As I write this, the US stock markets are kicking off 2017 by reaching for record, all-time highs. So why doesn’t it feel like everyone is exuberant?
Clients have been sharing a general unshakable sense of unease or mistrust. It’s understandable. Rising tides of populism and anti-elitism swept the Western world in 2016, bringing fringe political movements to the mainstream and changing up the political paradigms. These changes have introduced even more uncertainty in a world where unprecedented central bank intervention has already upped the ante post-Great Recession.
And yet the markets have remained relatively calm. After a quick sell-off and rebound following the UK referendum, the election of a political outsider and self-pronounced Mr. Brexit” for the US presidency has given way to one of the least volatile global stock markets seen in any presidential transition over the last forty years (see below).
So what happened to the uncertainty? Doesn’t the market care? Has everyone gone crazy?
Your Crystal Ball Can’t Help You
As we’ve discussed before, volatile stock market periods can introduce a strong temptation to time the market: to sell and wait for a better time” to own stocks. But one-directional markets can also bring those familiar emotions to surface. After all, we get told time and time again that markets go up and down, risk is a necessary condition for return. So when the market starts looking impervious to the newsfeed, it starts to feel suspicious, even unstable.
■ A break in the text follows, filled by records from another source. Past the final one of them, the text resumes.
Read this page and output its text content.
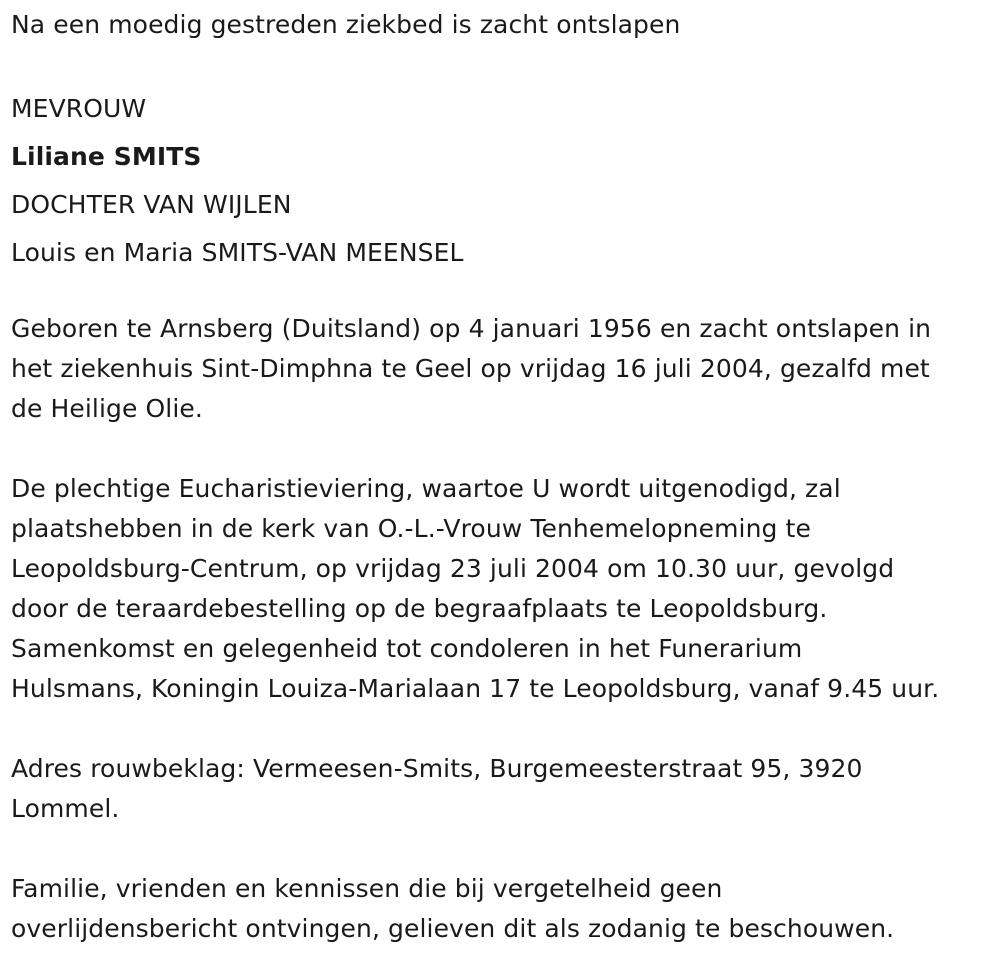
Na een moedig gestreden ziekbed is zacht ontslapen

MEVROUW
Liliane SMITS
DOCHTER VAN WIJLEN
Louis en Maria SMITS-VAN MEENSEL

Geboren te Arnsberg (Duitsland) op 4 januari 1956 en zacht ontslapen in
het ziekenhuis Sint-Dimphna te Geel op vrijdag 16 juli 2004, gezalfd met
de Heilige Olie.

De plechtige Eucharistieviering, waartoe U wordt uitgenodigd, zal
plaatshebben in de kerk van O.-L.-Vrouw Tenhemelopneming te
Leopoldsburg-Centrum, op vrijdag 23 juli 2004 om 10.30 uur, gevolgd
door de teraardebestelling op de begraafplaats te Leopoldsburg.
Samenkomst en gelegenheid tot condoleren in het Funerarium
Hulsmans, Koningin Louiza-Marialaan 17 te Leopoldsburg, vanaf 9.45 uur.

Adres rouwbeklag: Vermeesen-Smits, Burgemeesterstraat 95, 3920
Lommel.

Familie, vrienden en kennissen die bij vergetelheid geen
overlijdensbericht ontvingen, gelieven dit als zodanig te beschouwen.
The challenge with that line of thinking is that it presumes that the stock market and the economy (and the policies that shape it, the news outlets that report on it) operate on the same timeline. Over time, of course, stock market returns should correlate with underlying economic performance. But the short and intermediate-term hold no such promises. Consider, for example, the fact that many of the slowest growing countries (i.e. the developed world) have outperformed the fastest growing countries (emerging markets) over the last five years.
That’s because economic growth is looking at where we were. It may say something about the trajectory we are on, but it mostly looks in the rear-view mirror. Stock markets, meanwhile, capture expectations about future growth and how certain or uncertain that growth appears. That word expectation is critical. It means the next movement of the stock market could have far more dependence on better” or worse” than good” or bad” in the absolute sense of those words. This is how bad news can turn out fairly innocuous, provided it was not as bad as initially feared.
In that light, you can look at the current world, and it’s nearly impossible to be fully convicted of any of the following, plausible narratives: 1) the market is failing to fully account for the uncertainty of the incoming Trump administration and we will pay later in terms of heightened volatility and/or below-average returns; 2) the market is rational because Trump’s campaign rhetoric will be modified and rationalized by the Washington establishment and we won’t actually see that much change or uncertainty in the end; 3) the market had already priced in the uncertain political landscape going into this election year, and our historical returns were lower than what they otherwise could have been; we’ve already paid for the probable challenges ahead.
Uncertainty Doesn’t Have to Be the Enemy
All of this is to say that the investor forecasting game – which we never played to begin with – is a hard one, whether you are dealing with changing political landscapes or the status quo. Returns don’t necessarily come when you would expect them to arrive, which means you have to be prepared to capture them wherever and whenever they materialize.
That means staying invested in spite of uncertainty. And that’s okay, provided we have prepared our portfolios to withstand a variety of possible outcomes. We do that by having a clearly defined investment plan that owns no more stocks than we need or can afford. We do that by having discipline around the implementation of that investment plan so we make smart, risk-based decisions rather than emotional ones. And we do that by making sure we have an adequate cash cushion for expected liabilities so that we can ideally avoid ever being forced sellers of stocks.
Patience is Still a Virtue
In January of 2016, the markets were falling and I wrote here about patience as an edge individual investors have in investing. I will stress it again today as markets are buoyant. The idea is called time arbitrage” and it suggests that you have a longer time horizon than many of the investment managers out there trying to boost their performance via short-term trades. That means that, provided your portfolio is appropriately structured, you can afford the patience to wait for the returns to come whenever they deign to appear, capturing the profits left on the table by more impetuous investors. And you can avoid the problematic (and potentially destructive) temptation to time the markets in the meantime.